前者はシミュレーションとしてNAWシステム全体が持つ不自然さに対する懸念の表現であり、後者は特にブルー&グレーについて入門者向けには難しくなってしまっているという懸念の表現だ。
亡くなられた越田先生がNAWについては大変厳しい評価をしていて往年のニフティサーブでも持論を展開されていたのも思いだす。
その影響を受けているわたしもNAW系列には悪い印象しかなくて、特にブルー&グレーではスタッキングができるようになって急にプレイの煩わしさが増した印象が加わりどうも好きになれない。なぜいまになってこのゲームを敢えて付録ゲームに取り上げるのか意義が理解できない。
他の記事も参照すると、ライターによって考えの違いがあるようだが、比較的説得力のある主張としては日本では馴染みの薄い南北戦争のエントリーとしてプレイし、早々に他のゲーム(たとえばアクロス5エイプリルやCWB)に抜けていくための通過点として意義があるということくらいだろうか。
そうだとすれば、「南北戦争への誘い」という形でのまとめが必要だと思うのだが、本郷の副題は「共通言語を持ったベーシックゲーム」であり、非常に違和感が強い主張がタイトリングには窺える。
前号の付録が「パットン第3軍」だったことと合わせて、なんとなくSPI至上主義のようなものが台頭しているのだろうかと漠然とかんぐったりしているのだが‥?
SPIはわたしも好きで多くの傑作を残し、様々なシミュレーションのアプローチと、多くのゲームシステムの開発をしたと思う。ただ、その成果は、「共通言語となるベーシックゲーム」というタイトリングとは噛合いにくいものが多いような気がする。

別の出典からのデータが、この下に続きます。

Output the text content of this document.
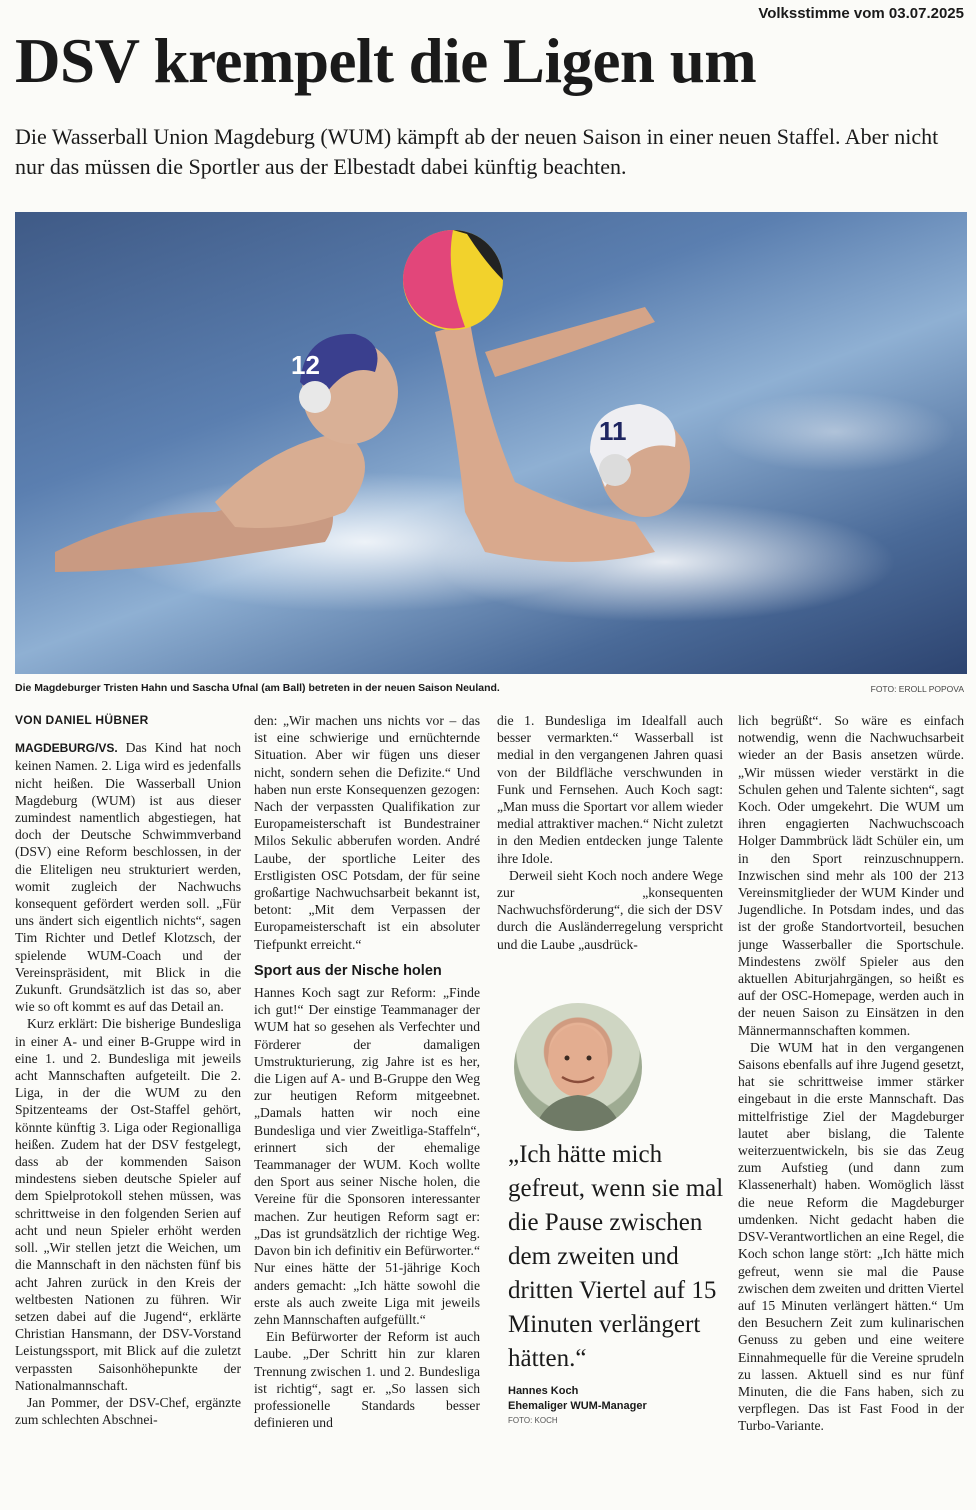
Volksstimme vom 03.07.2025
DSV krempelt die Ligen um
Die Wasserball Union Magdeburg (WUM) kämpft ab der neuen Saison in einer neuen Staffel. Aber nicht nur das müssen die Sportler aus der Elbestadt dabei künftig beachten.
12
11
Die Magdeburger Tristen Hahn und Sascha Ufnal (am Ball) betreten in der neuen Saison Neuland.	FOTO: EROLL POPOVA

VON DANIEL HÜBNER

MAGDEBURG/VS. Das Kind hat noch keinen Namen. 2. Liga wird es jedenfalls nicht heißen. Die Wasserball Union Magdeburg (WUM) ist aus dieser zumindest namentlich abgestiegen, hat doch der Deutsche Schwimmverband (DSV) eine Reform beschlossen, in der die Eliteligen neu strukturiert werden, womit zugleich der Nachwuchs konsequent gefördert werden soll. „Für uns ändert sich eigentlich nichts“, sagen Tim Richter und Detlef Klotzsch, der spielende WUM-Coach und der Vereinspräsident, mit Blick in die Zukunft. Grundsätzlich ist das so, aber wie so oft kommt es auf das Detail an.

Kurz erklärt: Die bisherige Bundesliga in einer A- und einer B-Gruppe wird in eine 1. und 2. Bundesliga mit jeweils acht Mannschaften aufgeteilt. Die 2. Liga, in der die WUM zu den Spitzenteams der Ost-Staffel gehört, könnte künftig 3. Liga oder Regionalliga heißen. Zudem hat der DSV festgelegt, dass ab der kommenden Saison mindestens sieben deutsche Spieler auf dem Spielprotokoll stehen müssen, was schrittweise in den folgenden Serien auf acht und neun Spieler erhöht werden soll. „Wir stellen jetzt die Weichen, um die Mannschaft in den nächsten fünf bis acht Jahren zurück in den Kreis der weltbesten Nationen zu führen. Wir setzen dabei auf die Jugend“, erklärte Christian Hansmann, der DSV-Vorstand Leistungssport, mit Blick auf die zuletzt verpassten Saisonhöhepunkte der Nationalmannschaft.

Jan Pommer, der DSV-Chef, ergänzte zum schlechten Abschnei-

den: „Wir machen uns nichts vor – das ist eine schwierige und ernüchternde Situation. Aber wir fügen uns dieser nicht, sondern sehen die Defizite.“ Und haben nun erste Konsequenzen gezogen: Nach der verpassten Qualifikation zur Europameisterschaft ist Bundestrainer Milos Sekulic abberufen worden. André Laube, der sportliche Leiter des Erstligisten OSC Potsdam, der für seine großartige Nachwuchsarbeit bekannt ist, betont: „Mit dem Verpassen der Europameisterschaft ist ein absoluter Tiefpunkt erreicht.“

Sport aus der Nische holen

Hannes Koch sagt zur Reform: „Finde ich gut!“ Der einstige Teammanager der WUM hat so gesehen als Verfechter und Förderer der damaligen Umstrukturierung, zig Jahre ist es her, die Ligen auf A- und B-Gruppe den Weg zur heutigen Reform mitgeebnet. „Damals hatten wir noch eine Bundesliga und vier Zweitliga-Staffeln“, erinnert sich der ehemalige Teammanager der WUM. Koch wollte den Sport aus seiner Nische holen, die Vereine für die Sponsoren interessanter machen. Zur heutigen Reform sagt er: „Das ist grundsätzlich der richtige Weg. Davon bin ich definitiv ein Befürworter.“ Nur eines hätte der 51-jährige Koch anders gemacht: „Ich hätte sowohl die erste als auch zweite Liga mit jeweils zehn Mannschaften aufgefüllt.“

Ein Befürworter der Reform ist auch Laube. „Der Schritt hin zur klaren Trennung zwischen 1. und 2. Bundesliga ist richtig“, sagt er. „So lassen sich professionelle Standards besser definieren und

die 1. Bundesliga im Idealfall auch besser vermarkten.“ Wasserball ist medial in den vergangenen Jahren quasi von der Bildfläche verschwunden in Funk und Fernsehen. Auch Koch sagt: „Man muss die Sportart vor allem wieder medial attraktiver machen.“ Nicht zuletzt in den Medien entdecken junge Talente ihre Idole.

Derweil sieht Koch noch andere Wege zur „konsequenten Nachwuchsförderung“, die sich der DSV durch die Ausländerregelung verspricht und die Laube „ausdrück-

„Ich hätte mich gefreut, wenn sie mal die Pause zwischen dem zweiten und dritten Viertel auf 15 Minuten verlängert hätten.“

Hannes Koch
Ehemaliger WUM-Manager
FOTO: KOCH

lich begrüßt“. So wäre es einfach notwendig, wenn die Nachwuchsarbeit wieder an der Basis ansetzen würde. „Wir müssen wieder verstärkt in die Schulen gehen und Talente sichten“, sagt Koch. Oder umgekehrt. Die WUM um ihren engagierten Nachwuchscoach Holger Dammbrück lädt Schüler ein, um in den Sport reinzuschnuppern. Inzwischen sind mehr als 100 der 213 Vereinsmitglieder der WUM Kinder und Jugendliche. In Potsdam indes, und das ist der große Standortvorteil, besuchen junge Wasserballer die Sportschule. Mindestens zwölf Spieler aus den aktuellen Abiturjahrgängen, so heißt es auf der OSC-Homepage, werden auch in der neuen Saison zu Einsätzen in den Männermannschaften kommen.

Die WUM hat in den vergangenen Saisons ebenfalls auf ihre Jugend gesetzt, hat sie schrittweise immer stärker eingebaut in die erste Mannschaft. Das mittelfristige Ziel der Magdeburger lautet aber bislang, die Talente weiterzuentwickeln, bis sie das Zeug zum Aufstieg (und dann zum Klassenerhalt) haben. Womöglich lässt die neue Reform die Magdeburger umdenken. Nicht gedacht haben die DSV-Verantwortlichen an eine Regel, die Koch schon lange stört: „Ich hätte mich gefreut, wenn sie mal die Pause zwischen dem zweiten und dritten Viertel auf 15 Minuten verlängert hätten.“ Um den Besuchern Zeit zum kulinarischen Genuss zu geben und eine weitere Einnahmequelle für die Vereine sprudeln zu lassen. Aktuell sind es nur fünf Minuten, die die Fans haben, sich zu verpflegen. Das ist Fast Food in der Turbo-Variante.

その意味では、エポックの「ドイツ戦車軍団」の血統を引く新規軸の展開である「ドイツ装甲軍団」の新作モスクワや冬季反攻を展開する次号や次々号の付録ゲームの方が、ずっと「共通言語となるベーシックゲーム」というテーゼに沿っているのではないかと愚考する次第だ。
ブルー&グレーの流れを汲んだ南北戦争ゲームとしては、「ブルー&グレー2」、「セブンデイズバトル」や「アトランタキャンペーン二部作(S&T)」があるのだが、今後、そうしたものが付録ゲームとして登場することはあるのだろうか?